Carson was part of the American water polo team in the 1920 Antwerp Olympics which finished fourth in the Olympic Men's water polo tournament. The US water polo team was coached by Austrian-born American swimmer Otto Wahle, a 1900 and 1904 Olympic medalist and Water Polo Hall of Fame inductee. Great Britain, and the hometown team from Belgium were early favorites to medal in the tournament. The American team defeated Greece in the first Water Polo Match of the Quarterfinals 7-0, on August 24, but lost to Great Britain in the Semi-finals 7-2, eliminating them from the final round. The U.S. team later defeated Belgium 7-2 in a consolation round to determine the 2nd to 5th place finishers. Great Britain took the gold medal, Belgium took the silver, and Sweden took the bronze.

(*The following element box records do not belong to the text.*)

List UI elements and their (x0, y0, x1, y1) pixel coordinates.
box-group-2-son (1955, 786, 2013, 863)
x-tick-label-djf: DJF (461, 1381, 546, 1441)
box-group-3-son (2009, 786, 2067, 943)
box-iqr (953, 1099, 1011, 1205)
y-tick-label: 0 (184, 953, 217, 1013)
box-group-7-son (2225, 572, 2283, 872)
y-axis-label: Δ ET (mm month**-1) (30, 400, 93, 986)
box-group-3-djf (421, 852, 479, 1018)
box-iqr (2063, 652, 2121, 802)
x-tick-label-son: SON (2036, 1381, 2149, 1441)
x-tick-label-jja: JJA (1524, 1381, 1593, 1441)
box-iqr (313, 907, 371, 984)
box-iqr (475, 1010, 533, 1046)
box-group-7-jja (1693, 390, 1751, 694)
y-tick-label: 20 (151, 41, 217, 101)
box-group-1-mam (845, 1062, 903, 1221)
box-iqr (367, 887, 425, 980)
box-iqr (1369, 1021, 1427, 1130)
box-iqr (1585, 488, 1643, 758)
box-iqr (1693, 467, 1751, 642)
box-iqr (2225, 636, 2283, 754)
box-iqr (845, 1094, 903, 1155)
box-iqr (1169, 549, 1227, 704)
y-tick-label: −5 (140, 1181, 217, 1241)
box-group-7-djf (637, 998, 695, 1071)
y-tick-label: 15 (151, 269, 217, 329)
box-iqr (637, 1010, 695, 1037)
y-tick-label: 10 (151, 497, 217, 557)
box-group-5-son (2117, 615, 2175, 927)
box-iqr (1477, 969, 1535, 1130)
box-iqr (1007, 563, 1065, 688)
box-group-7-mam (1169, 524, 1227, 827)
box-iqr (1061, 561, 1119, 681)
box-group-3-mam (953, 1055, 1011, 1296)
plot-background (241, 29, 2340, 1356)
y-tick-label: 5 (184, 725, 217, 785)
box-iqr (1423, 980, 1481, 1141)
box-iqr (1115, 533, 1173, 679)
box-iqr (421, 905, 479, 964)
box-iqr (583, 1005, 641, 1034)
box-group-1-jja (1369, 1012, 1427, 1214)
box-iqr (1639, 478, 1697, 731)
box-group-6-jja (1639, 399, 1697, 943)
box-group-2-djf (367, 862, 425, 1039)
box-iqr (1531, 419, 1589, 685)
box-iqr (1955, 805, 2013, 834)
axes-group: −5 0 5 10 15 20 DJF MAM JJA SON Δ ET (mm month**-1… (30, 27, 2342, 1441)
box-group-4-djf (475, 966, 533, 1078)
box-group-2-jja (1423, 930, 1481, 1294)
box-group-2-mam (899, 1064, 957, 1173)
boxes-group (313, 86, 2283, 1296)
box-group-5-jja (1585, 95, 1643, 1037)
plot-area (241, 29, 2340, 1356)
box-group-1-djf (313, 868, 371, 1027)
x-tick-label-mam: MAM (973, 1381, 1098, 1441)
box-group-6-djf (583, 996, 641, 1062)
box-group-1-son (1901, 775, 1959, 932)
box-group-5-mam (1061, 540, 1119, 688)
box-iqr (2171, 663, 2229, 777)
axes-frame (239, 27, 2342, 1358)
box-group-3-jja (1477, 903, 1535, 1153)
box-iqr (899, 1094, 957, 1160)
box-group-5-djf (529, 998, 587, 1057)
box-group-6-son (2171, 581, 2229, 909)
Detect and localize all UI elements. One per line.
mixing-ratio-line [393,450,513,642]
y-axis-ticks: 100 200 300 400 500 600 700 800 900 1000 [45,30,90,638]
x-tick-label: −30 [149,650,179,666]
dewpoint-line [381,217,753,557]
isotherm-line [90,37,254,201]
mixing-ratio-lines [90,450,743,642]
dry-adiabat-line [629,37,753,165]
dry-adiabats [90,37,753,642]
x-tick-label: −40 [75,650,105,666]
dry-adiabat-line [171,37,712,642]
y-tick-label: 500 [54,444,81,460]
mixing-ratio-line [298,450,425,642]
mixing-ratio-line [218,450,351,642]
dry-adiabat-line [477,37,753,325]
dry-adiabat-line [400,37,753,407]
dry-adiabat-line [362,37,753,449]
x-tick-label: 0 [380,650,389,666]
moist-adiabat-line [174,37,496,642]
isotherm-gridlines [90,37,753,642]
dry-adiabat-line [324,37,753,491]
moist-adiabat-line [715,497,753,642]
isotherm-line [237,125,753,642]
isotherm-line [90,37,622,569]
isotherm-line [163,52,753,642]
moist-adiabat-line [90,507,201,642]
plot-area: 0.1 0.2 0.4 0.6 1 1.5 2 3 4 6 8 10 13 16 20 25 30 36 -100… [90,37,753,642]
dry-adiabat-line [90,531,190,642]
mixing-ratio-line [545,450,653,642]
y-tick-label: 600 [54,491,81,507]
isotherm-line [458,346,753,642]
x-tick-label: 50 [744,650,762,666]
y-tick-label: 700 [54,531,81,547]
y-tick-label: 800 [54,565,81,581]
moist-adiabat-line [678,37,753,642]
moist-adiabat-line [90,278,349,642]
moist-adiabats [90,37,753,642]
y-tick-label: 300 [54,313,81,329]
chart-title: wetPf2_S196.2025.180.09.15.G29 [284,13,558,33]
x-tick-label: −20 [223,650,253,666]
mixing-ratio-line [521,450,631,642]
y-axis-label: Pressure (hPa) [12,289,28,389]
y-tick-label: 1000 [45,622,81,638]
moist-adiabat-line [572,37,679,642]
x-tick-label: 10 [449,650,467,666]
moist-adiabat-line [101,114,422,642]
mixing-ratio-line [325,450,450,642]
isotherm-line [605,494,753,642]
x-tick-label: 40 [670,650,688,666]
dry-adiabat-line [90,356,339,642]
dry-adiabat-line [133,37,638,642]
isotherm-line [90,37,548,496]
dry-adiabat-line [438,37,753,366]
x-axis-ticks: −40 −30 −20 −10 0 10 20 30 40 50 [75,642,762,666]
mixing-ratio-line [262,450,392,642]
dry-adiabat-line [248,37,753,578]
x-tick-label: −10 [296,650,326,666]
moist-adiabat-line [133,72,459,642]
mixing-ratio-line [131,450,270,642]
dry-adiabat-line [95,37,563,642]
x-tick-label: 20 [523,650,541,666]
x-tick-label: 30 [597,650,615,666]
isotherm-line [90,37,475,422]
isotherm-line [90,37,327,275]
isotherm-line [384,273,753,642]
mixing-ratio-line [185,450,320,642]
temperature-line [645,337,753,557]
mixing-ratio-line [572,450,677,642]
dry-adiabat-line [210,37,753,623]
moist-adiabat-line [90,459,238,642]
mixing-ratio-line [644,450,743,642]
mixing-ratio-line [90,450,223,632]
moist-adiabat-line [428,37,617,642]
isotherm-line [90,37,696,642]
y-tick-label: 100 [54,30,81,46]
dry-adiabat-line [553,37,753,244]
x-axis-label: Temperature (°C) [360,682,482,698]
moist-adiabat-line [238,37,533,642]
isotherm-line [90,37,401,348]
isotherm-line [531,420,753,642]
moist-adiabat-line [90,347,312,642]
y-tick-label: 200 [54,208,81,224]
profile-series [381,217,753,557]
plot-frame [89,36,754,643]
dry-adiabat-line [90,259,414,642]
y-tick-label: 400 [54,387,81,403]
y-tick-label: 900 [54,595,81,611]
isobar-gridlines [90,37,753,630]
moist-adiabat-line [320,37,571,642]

After completing medical school, he had a career as a physician and surgeon. Carson served with the US Navy during WWII and obtained the rank of Lieutenant Commander.

While already practicing as a physician, Carson married Felicia Miekle on September 1, 1929 at San Francisco's St. Vincent de Paul Church. His son James Carson Jr. also became a physician.

He died at age 62 in on May 13, 1964 in San Francisco, the place of his birth, and was buried at San Francisco's Golden Gate National Cemetery.